Model Card for ShAIkespear/Phi-2_DPO_M3_Quantized_Alt
A 4-bit (NF4), LoRA-finetuned, DPO-aligned variant of microsoft/phi-2 specialized for multiple-choice question answering (MCQA) in STEM and general knowledge.
This Alt checkpoint is the memory-efficient counterpart to the unquantized M3 Base Alt model: same SFT → DPO training, then post-training 4-bit quantization for fast, low-VRAM inference.
Model Details
- Developed by: ShAIkespear team
- Shared by: ShAIkespear team
- Model type: Causal LM (Phi-2) with LoRA adapters; DPO-aligned; 4-bit NF4 quantized
- Languages: English
- License: MIT
- Finetuned from: microsoft/phi-2
Model Sources
- Repository: 2.8B-Phi-2-LLM-QA
- Report: “ShAIkespear – How to replace TAs: A comprehensive study on letting LLMs answer your questions”
Uses
Direct Use
- MCQA inference for STEM & general knowledge (MMLU/ScienceQA style).
- Educational assistants and lightweight evaluation tools on low-VRAM GPUs.
Out-of-Scope Use
- Safety-critical domains (medical/legal/financial) without human oversight.
- Long-form creative writing or tasks far from MCQA.
- Any misuse involving exam integrity or confidential assessments.
Bias, Risks, and Limitations
- Quantization trade-offs: Small accuracy drop vs. full-precision; bigger memory savings than 8-bit.
- STEM difficulty: Multi-step reasoning can remain challenging.

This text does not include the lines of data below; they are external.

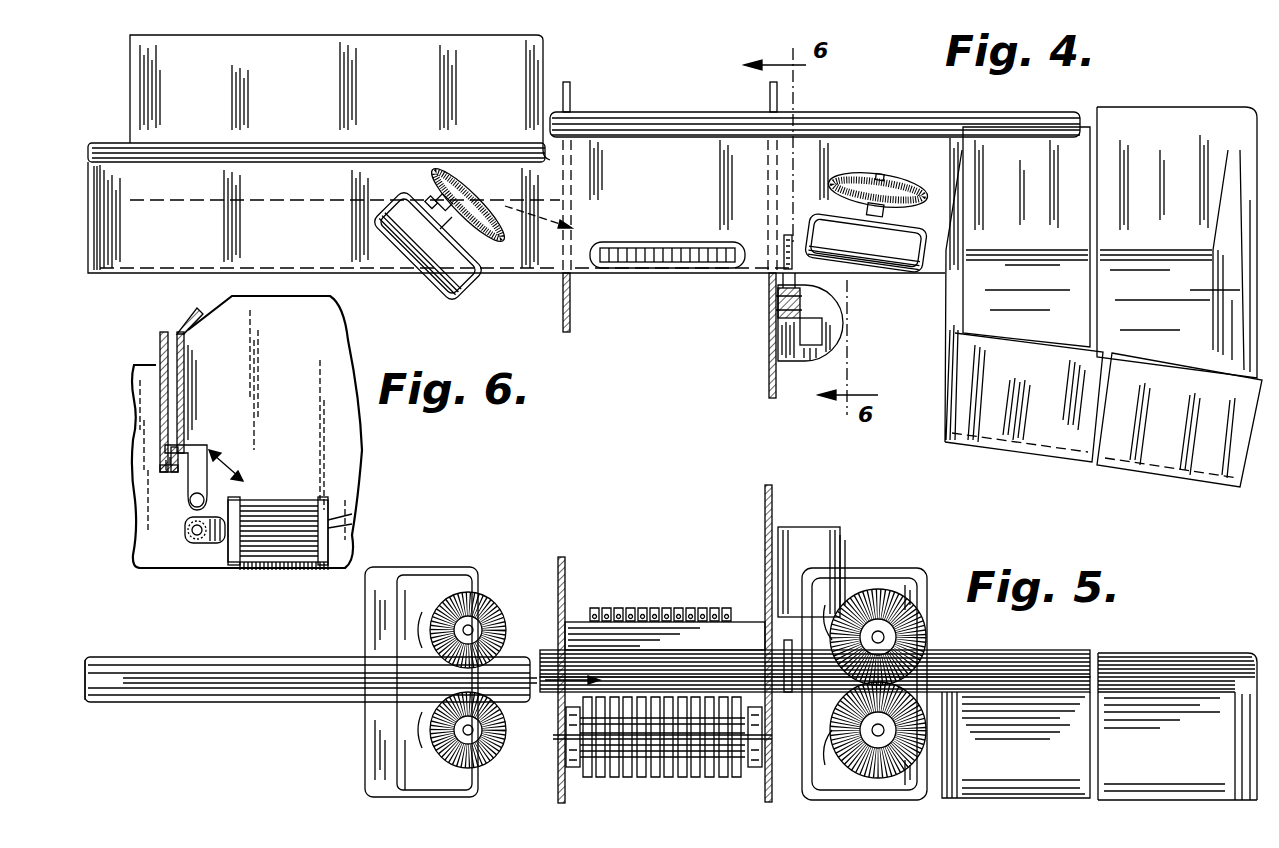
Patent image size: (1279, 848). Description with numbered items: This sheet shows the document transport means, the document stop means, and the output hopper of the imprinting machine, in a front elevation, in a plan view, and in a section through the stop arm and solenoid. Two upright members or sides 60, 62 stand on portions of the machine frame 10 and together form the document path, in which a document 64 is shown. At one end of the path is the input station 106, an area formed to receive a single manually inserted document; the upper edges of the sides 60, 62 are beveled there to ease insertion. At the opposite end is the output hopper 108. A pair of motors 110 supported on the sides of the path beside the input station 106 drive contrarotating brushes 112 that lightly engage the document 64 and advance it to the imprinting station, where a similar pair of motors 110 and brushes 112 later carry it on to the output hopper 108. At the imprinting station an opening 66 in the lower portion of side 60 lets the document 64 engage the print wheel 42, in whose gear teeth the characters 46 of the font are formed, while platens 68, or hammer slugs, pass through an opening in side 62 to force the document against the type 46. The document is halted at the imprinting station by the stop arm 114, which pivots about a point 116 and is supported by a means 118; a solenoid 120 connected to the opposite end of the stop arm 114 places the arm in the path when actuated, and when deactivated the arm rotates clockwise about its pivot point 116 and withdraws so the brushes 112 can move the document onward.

In FIG. 4, the machine frame 10 is at (572, 306).
In FIG. 5, the machine frame 10 is at (567, 594).
In FIG. 5, the print wheel 42 is at (735, 776).
In FIG. 5, the characters 46 is at (650, 776).
In FIG. 4, the upright member 60 is at (640, 130).
In FIG. 6, the upright member 60 is at (158, 346).
In FIG. 5, the upright member 60 is at (162, 703).
In FIG. 4, the upright member 62 is at (732, 112).
In FIG. 6, the upright member 62 is at (186, 376).
In FIG. 5, the upright member 62 is at (282, 646).
In FIG. 4, the document 64 is at (545, 42).
In FIG. 5, the document 64 is at (192, 678).
In FIG. 4, the opening 66 is at (640, 246).
In FIG. 4, the platens 68 is at (702, 228).
In FIG. 5, the platens 68 is at (672, 612).
In FIG. 4, the input station 106 is at (112, 138).
In FIG. 4, the output hopper 108 is at (1165, 333).
In FIG. 5, the output hopper 108 is at (1172, 757).
In FIG. 4, the motors 110 is at (465, 290).
In FIG. 5, the motors 110 is at (365, 614).
In FIG. 4, the brushes 112 is at (522, 186).
In FIG. 5, the brushes 112 is at (496, 628).
In FIG. 4, the stop arm 114 is at (784, 238).
In FIG. 6, the stop arm 114 is at (192, 448).
In FIG. 5, the stop arm 114 is at (762, 662).
In FIG. 4, the pivot point 116 is at (802, 306).
In FIG. 6, the pivot point 116 is at (190, 501).
In FIG. 5, the supporting means 118 is at (828, 527).
In FIG. 4, the solenoid 120 is at (835, 328).
In FIG. 6, the solenoid 120 is at (302, 503).
In FIG. 5, the solenoid 120 is at (842, 546).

- Alignment bias: DPO style preferences may influence verbosity/format.
Recommendations
Use the structured prompt format:
### Question ...
### Explanation ...
### Answer:
Keep a human in the loop for teaching/grading.
Prefer the M3 Base Alt (full precision) for further fine-tuning; use this 4-bit Alt for deployment.
How to Get Started
from transformers import AutoTokenizer, AutoModelForCausalLM, BitsAndBytesConfig
model_id = "ShAIkespear/Phi-2_DPO_M3_Quantized_Alt"

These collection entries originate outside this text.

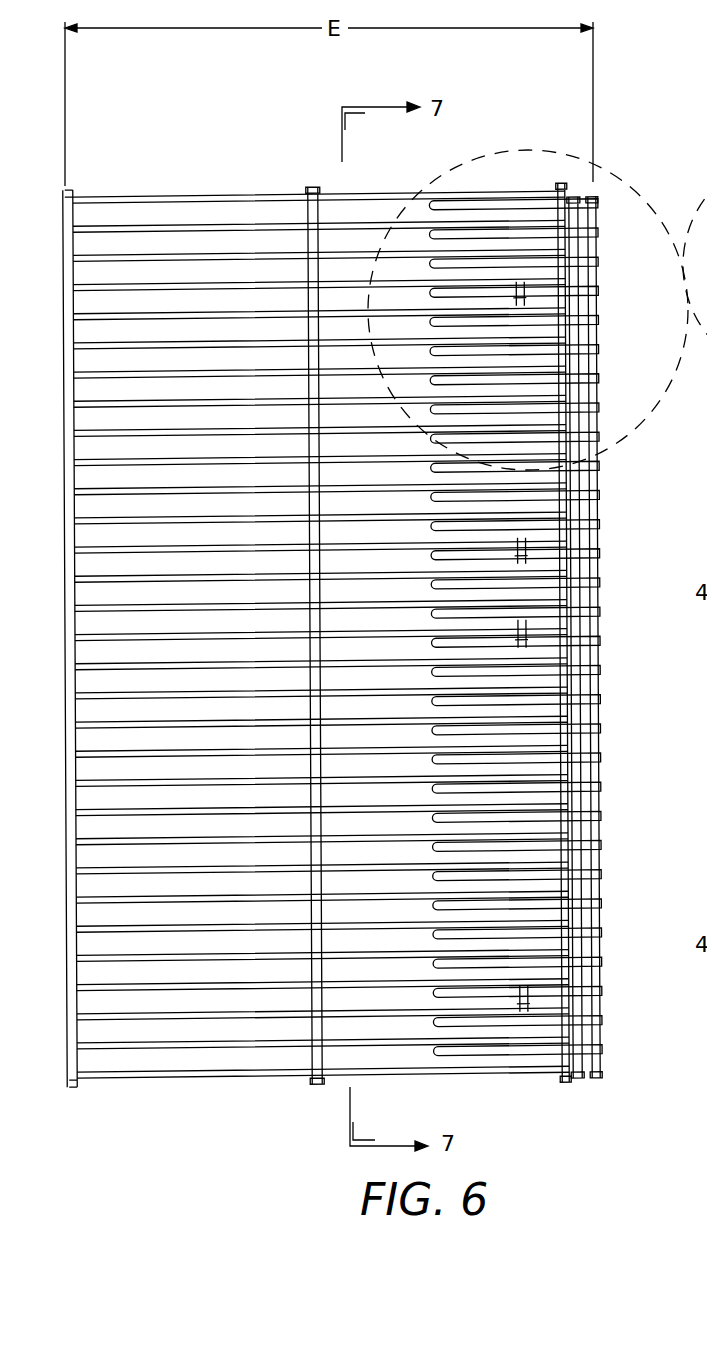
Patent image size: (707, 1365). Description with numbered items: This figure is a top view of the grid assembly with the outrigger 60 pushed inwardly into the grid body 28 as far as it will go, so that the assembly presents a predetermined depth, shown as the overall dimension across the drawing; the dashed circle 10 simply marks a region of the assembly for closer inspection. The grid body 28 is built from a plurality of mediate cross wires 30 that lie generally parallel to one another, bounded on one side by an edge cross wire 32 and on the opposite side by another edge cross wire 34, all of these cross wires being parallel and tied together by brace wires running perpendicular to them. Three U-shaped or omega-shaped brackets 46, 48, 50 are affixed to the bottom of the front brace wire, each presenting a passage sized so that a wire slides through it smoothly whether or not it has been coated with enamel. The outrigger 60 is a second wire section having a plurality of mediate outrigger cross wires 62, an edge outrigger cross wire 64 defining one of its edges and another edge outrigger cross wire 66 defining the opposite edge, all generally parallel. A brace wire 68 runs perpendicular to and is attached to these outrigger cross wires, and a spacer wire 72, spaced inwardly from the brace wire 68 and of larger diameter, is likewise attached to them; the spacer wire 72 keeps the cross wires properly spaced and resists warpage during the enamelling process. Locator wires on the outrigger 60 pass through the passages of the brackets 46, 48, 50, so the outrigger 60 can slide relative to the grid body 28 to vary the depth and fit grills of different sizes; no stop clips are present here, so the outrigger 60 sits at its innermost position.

The detail circle of grate assembly 10 is at (624, 187).
The grid body 28 is at (66, 190).
The mediate cross wires 30 is at (100, 454).
The edge cross wire 32 is at (172, 1077).
The edge cross wire 34 is at (170, 196).
The U-shaped bracket 46 is at (515, 1005).
The U-shaped bracket 48 is at (527, 620).
The U-shaped bracket 50 is at (520, 300).
The outrigger 60 is at (603, 1019).
The mediate outrigger cross wires 62 is at (512, 553).
The edge outrigger cross wire 64 is at (540, 1072).
The edge outrigger cross wire 66 is at (486, 212).
The brace wire 68 is at (600, 601).
The spacer wire 72 is at (586, 723).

bnb_cfg = BitsAndBytesConfig(
load_in_4bit=True,
bnb_4bit_quant_type="nf4",
bnb_4bit_use_double_quant=True,
bnb_4bit_compute_dtype="bfloat16"
)
tok = AutoTokenizer.from_pretrained(model_id, use_fast=True)
model = AutoModelForCausalLM.from_pretrained(
model_id, device_map="auto", quantization_config=bnb_cfg
)
prompt = "### Question: Which planet is known as the Red Planet?\n### Explanation: Identify the planet with the reddish appearance.\n### Answer:"
inputs = tok(prompt, return_tensors="pt").to(model.device)
out = model.generate(**inputs, max_new_tokens=15)
print(tok.decode(out[0], skip_special_tokens=True))
Training Details
Data (SFT → DPO)
- SFT: Mixed MCQA (MathQA, OpenBookQA, ScienceQA, TAL-SCQ5K) + EPFL MCQA; unified schema; ≤512 tokens; per-dataset caps.
- DPO: EPFL preference pairs + public preference data (chosen vs. rejected responses).
Procedure & Hyperparameters
- Pipeline: SFT → DPO → 4-bit (NF4) quantization.
- LoRA: rank=16, α=16, dropout=0.05.
- Batch sizes: 4 (SFT), 1 (DPO).
- LR: 1e-5 (public), 1e-4 (EPFL); cosine schedule w/ warmup.
- Frameworks: HF Transformers, TRL, PEFT (LoRA), bitsandbytes.
Evaluation Summary
- Configuration: Balanced-then-DPO (M3 Alt).
- Efficiency: Fits comfortably on mid-range GPUs thanks to 4-bit weights; faster/lighter than 8-bit with a modest accuracy trade-off vs. full precision.
- Use case: Best when VRAM is tight and you want DPO-aligned behavior with structured MCQA prompts.
Technical Specifications
- Architecture: Phi-2 (~2.78B params), decoder-only transformer.
- Objective: SFT next-token prediction + DPO preference alignment.
- Quantization: 4-bit NF4 (bitsandbytes) with optional double quantization; compute in bf16/fp16.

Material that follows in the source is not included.